The rheological characterization of the dispersions was first determined by the deflocculation curves of all the prepared masses. To obtain these curves, the action of sodium silicate (Pernambuco Química S/A) was analyzed by the behavior of the apparent viscosity of the suspension as a function of the addition of the deflocculant. The amount of deflocculant (volume (ml) per 100 g/dry mass) was increased, and apparent viscosity was determined28,29. Viscosity was determined with a Brookfield model RVT viscometer (rotation speed of 20 rpm and “Spindel” no. 2).

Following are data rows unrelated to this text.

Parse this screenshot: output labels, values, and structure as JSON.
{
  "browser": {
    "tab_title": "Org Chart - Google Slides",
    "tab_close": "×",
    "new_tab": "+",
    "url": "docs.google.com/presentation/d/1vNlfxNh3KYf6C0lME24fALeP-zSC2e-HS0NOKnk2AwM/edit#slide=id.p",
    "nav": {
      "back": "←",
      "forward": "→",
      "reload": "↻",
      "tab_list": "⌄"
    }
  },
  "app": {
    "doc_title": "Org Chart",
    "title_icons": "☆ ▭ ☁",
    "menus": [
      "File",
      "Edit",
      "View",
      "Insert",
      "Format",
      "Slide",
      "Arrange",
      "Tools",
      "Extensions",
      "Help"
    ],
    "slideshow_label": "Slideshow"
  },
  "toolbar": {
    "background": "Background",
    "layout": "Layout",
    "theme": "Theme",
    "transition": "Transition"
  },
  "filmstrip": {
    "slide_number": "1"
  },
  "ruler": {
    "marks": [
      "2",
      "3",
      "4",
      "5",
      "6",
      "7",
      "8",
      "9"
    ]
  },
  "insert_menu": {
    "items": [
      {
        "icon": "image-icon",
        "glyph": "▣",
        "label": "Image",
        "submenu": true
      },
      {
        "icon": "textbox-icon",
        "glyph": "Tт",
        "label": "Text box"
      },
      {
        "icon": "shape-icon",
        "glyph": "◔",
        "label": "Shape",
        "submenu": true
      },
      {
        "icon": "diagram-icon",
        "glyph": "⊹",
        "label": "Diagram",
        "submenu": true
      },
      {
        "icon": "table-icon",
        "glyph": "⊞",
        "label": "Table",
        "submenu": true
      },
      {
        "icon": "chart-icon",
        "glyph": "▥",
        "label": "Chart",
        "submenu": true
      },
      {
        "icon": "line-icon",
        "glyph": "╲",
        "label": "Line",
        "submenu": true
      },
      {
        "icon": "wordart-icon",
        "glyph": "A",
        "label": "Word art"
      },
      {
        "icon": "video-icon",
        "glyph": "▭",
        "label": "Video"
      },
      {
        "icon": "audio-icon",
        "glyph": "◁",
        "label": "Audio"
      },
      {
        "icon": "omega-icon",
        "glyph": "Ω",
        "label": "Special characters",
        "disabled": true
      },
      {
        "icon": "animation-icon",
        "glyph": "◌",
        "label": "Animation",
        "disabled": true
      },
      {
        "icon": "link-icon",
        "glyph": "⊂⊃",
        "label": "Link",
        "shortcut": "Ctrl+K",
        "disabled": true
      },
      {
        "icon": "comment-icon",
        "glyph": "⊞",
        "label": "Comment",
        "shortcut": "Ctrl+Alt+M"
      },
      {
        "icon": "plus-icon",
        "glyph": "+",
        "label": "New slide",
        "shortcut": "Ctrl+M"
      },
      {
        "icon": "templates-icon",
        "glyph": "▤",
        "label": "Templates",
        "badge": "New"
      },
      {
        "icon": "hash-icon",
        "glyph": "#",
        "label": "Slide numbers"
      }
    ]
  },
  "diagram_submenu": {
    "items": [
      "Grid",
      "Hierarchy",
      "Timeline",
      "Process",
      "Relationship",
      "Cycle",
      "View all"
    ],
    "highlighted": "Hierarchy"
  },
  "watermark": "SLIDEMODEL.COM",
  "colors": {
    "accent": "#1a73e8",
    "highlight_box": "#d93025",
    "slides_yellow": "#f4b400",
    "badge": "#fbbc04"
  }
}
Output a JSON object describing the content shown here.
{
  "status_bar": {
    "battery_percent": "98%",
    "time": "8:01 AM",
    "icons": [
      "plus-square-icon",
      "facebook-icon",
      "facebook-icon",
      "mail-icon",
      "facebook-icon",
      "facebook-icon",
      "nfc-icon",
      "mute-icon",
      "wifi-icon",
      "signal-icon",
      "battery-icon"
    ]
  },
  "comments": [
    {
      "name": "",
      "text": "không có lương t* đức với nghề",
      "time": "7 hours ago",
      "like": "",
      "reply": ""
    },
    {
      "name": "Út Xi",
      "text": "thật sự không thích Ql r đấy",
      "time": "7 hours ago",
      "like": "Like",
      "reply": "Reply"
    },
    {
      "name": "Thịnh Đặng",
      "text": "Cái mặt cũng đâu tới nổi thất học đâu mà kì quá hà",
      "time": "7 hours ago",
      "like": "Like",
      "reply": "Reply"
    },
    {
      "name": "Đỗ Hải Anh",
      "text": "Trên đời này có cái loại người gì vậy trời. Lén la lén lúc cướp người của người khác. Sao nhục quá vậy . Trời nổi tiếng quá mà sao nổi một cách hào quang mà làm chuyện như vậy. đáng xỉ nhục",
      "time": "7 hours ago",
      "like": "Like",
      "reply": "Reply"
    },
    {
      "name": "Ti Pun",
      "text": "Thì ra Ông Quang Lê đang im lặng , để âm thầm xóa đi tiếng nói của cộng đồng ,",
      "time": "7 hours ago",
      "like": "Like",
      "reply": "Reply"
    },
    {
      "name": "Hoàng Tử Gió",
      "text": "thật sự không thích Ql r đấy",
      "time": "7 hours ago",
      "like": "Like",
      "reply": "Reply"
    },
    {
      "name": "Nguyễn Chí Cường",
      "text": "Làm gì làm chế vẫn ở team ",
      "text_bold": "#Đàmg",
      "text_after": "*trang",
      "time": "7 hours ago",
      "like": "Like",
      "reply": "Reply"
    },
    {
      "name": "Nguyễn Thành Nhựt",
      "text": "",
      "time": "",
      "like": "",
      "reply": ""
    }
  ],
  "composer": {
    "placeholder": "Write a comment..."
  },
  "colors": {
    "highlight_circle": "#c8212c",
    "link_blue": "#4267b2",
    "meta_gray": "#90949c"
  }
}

In determining the rheological characteristics, suspensions that obtained curves of maximum deflocculation were used to determine drying time (DT), setting rate (SR), body moisture, evaluate the detachment of the body from the mold, and α ratio. SR is defined as the mass in grams of the wet film of the slip, deposited in 5 minutes in a gypsum stamp (mold) in the shape of a spherical cap with a capacity of about 200 ml27. To determine it, a gypsum mold made in the laboratory was used with the same porosity characteristics as molds used commercially for the production of sanitary ware, i.e., a volume of 1000 ml and a dwell time of 2 minutes, after which the plaster stamp was drained. These conditions are indicated in the literature27 for industrial masses. Then, DT was determined, which is the time required for the surface deposited on the stamp, after draining, to lose its specular shine and become matte.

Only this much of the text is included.